Rats are so plentiful at Mississippi prison that inmates put them on leashes, suit says
Posted Jun 3, 2013 6:04 AM CDT
By Debra Cassens Weiss
A Mississippi prison for mentally ill inmates is so infested with rats that some prisoners put them on makeshift leashes and sell them as pets, according to a lawsuit filed on Thursday.
The suit (PDF) says the East Mississippi Correctional Facility near Meridian is "an extremely dangerous facility operating in a perpetual state of crisis, where prisoners live in barbaric and horrific conditions." Bloomberg and Reuters have stories, and the American Civil Liberties Union has a press release.
Among the allegations: Many inmates are locked down in solitary confinement zones, sometimes for years at a time. Many have untreated illnesses. Rapes and beatings are “rampant.” Cells often lack functioning toilets and working lights, and inmates defecate on Styrofoam trays or plastic trash bags. Inmates often set fires to get attention in emergencies, creating so much contamination that “some prisoners expel black mucous from their noses.” One inmate who threatened suicide died after being sprayed with Mace, yet medical staff for the next several days continued to “document” that he appeared “in good health and mood.”

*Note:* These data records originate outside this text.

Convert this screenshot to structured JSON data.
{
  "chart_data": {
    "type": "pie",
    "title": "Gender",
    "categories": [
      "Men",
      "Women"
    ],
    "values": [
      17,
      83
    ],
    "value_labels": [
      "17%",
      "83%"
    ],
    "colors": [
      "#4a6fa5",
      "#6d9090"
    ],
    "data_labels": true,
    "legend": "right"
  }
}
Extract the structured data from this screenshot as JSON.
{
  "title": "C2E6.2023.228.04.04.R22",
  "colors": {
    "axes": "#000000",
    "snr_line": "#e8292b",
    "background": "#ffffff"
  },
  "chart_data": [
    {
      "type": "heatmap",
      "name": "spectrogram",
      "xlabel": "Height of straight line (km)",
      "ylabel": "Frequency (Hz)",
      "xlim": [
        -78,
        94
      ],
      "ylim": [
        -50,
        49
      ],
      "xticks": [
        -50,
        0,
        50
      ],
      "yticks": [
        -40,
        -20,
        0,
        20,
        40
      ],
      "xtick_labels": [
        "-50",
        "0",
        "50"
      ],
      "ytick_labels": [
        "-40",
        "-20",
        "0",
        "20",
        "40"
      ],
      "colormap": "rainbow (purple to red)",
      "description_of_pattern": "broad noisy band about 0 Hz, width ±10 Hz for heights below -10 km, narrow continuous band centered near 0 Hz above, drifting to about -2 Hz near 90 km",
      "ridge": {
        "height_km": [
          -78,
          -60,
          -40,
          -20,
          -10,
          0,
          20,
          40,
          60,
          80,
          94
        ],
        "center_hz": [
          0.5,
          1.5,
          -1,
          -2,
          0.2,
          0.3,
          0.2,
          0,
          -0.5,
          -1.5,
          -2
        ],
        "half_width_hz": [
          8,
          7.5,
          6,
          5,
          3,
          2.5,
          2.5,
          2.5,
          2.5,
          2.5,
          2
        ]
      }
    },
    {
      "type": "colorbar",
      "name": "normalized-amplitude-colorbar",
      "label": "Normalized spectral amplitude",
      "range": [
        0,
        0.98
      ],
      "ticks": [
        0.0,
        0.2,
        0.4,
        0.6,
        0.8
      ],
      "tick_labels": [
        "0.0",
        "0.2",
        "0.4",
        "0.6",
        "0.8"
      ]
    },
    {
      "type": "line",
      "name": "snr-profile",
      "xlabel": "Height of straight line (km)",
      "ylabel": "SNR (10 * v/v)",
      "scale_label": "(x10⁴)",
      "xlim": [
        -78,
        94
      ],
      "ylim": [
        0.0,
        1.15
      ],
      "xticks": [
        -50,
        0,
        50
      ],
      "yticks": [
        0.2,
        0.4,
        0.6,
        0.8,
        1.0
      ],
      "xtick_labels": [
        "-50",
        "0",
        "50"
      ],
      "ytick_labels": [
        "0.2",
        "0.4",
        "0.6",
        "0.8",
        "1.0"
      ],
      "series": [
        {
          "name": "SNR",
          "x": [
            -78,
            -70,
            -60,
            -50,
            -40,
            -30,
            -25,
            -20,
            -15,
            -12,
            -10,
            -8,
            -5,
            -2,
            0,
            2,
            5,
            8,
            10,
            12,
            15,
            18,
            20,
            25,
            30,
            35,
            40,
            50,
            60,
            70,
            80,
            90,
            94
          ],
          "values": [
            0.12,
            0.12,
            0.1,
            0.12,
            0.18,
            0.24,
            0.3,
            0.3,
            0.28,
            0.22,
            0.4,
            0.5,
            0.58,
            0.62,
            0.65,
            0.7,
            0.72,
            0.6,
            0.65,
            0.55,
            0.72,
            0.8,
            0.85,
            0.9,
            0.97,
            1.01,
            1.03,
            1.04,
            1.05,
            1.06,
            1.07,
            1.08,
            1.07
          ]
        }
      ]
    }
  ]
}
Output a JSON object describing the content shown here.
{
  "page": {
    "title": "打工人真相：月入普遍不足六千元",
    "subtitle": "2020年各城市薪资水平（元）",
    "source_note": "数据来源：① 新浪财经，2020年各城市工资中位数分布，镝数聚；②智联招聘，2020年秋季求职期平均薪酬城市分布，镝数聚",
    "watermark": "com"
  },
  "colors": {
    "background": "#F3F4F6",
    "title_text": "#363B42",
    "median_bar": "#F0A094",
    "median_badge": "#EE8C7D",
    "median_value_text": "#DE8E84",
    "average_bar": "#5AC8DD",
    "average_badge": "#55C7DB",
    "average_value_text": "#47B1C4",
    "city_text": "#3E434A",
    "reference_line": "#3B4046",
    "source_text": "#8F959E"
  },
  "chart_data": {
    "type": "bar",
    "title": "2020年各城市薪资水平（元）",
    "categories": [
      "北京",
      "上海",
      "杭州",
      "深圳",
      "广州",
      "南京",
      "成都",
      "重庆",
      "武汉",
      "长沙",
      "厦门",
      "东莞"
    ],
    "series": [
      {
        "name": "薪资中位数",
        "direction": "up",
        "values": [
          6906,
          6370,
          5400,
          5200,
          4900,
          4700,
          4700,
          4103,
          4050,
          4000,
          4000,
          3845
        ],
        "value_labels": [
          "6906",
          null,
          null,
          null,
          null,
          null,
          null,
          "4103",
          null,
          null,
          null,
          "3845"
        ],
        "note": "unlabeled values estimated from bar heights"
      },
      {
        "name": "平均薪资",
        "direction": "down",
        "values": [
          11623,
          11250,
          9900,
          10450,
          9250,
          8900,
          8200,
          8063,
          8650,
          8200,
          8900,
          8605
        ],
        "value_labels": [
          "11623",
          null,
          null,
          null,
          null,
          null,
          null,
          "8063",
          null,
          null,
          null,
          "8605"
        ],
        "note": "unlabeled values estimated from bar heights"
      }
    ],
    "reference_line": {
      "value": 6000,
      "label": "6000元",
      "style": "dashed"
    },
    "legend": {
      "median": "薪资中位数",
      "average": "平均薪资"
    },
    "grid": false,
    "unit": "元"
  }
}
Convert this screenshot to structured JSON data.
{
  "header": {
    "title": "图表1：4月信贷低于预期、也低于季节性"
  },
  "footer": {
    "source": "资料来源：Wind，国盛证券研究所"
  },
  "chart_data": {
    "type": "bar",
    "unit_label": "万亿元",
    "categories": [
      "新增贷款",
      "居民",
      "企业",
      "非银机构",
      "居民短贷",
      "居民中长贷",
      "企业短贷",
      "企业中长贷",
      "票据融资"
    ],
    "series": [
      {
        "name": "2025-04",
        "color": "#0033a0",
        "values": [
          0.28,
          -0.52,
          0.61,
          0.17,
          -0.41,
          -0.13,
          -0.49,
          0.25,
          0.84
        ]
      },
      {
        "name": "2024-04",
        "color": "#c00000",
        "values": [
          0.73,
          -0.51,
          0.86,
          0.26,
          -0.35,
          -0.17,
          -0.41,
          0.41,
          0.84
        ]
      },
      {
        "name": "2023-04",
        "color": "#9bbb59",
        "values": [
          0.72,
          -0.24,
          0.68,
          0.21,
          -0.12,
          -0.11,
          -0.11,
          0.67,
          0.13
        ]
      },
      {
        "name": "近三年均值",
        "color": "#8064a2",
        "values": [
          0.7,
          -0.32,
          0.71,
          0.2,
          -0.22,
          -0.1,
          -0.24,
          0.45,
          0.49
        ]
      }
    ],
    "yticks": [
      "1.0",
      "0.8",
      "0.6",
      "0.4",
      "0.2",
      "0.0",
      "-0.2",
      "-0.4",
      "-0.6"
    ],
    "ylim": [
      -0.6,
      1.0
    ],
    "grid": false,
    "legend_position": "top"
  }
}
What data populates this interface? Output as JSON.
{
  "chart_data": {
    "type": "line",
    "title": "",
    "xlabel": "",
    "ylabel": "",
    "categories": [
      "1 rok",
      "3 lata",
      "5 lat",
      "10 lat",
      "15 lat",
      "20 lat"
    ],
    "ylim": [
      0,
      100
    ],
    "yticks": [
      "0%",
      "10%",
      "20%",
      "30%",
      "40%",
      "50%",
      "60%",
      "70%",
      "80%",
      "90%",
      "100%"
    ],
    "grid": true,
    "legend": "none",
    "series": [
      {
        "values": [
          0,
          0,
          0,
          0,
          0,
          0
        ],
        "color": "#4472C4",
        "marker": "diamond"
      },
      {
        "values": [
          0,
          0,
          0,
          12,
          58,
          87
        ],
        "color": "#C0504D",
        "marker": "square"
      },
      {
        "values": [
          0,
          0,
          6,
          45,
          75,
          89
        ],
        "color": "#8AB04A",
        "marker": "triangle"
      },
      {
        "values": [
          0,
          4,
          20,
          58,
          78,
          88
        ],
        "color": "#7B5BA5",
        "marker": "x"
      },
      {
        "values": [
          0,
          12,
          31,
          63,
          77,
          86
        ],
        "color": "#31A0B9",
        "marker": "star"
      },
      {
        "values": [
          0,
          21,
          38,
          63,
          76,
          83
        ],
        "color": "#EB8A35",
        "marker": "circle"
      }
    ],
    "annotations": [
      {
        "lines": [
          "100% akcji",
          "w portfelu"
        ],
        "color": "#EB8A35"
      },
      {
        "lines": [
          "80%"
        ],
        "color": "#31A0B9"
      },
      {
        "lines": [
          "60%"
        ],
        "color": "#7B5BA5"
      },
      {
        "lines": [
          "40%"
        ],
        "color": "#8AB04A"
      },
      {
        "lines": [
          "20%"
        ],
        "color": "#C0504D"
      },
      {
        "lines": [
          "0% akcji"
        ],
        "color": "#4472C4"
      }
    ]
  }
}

“Rats climb over prisoners’ beds in the dark and mice crawl out of broken toilets,” the suit alleges. “The extreme deprivations and extraordinarily harsh conditions and EMCF have even fostered commerce in rats: Some prisoners capture rats, put them on improvised leashes, and sell them as pets to the seriously mentally ill.”
The suit was filed by the American Civil Liberties Union, the Southern Poverty Law Center and the Law Offices of Elizabeth Alexander. The case, Dockery v. Epps, claims prison officials abdicated their responsibility to provide safe and humane conditions by turning prisons over to private contractors with "a strong incentive to maximize profits at the expense of prisoner well-being."
The Management & Training Corp. began operating the prison last year, though it is not named as a defendant. Spokesperson Issa Arnita told Bloomberg that many of the allegations concern problems that occurred before the company took over. “This is a prison that has had issues,” Arnita said. “It’s a lot better now than it was before.”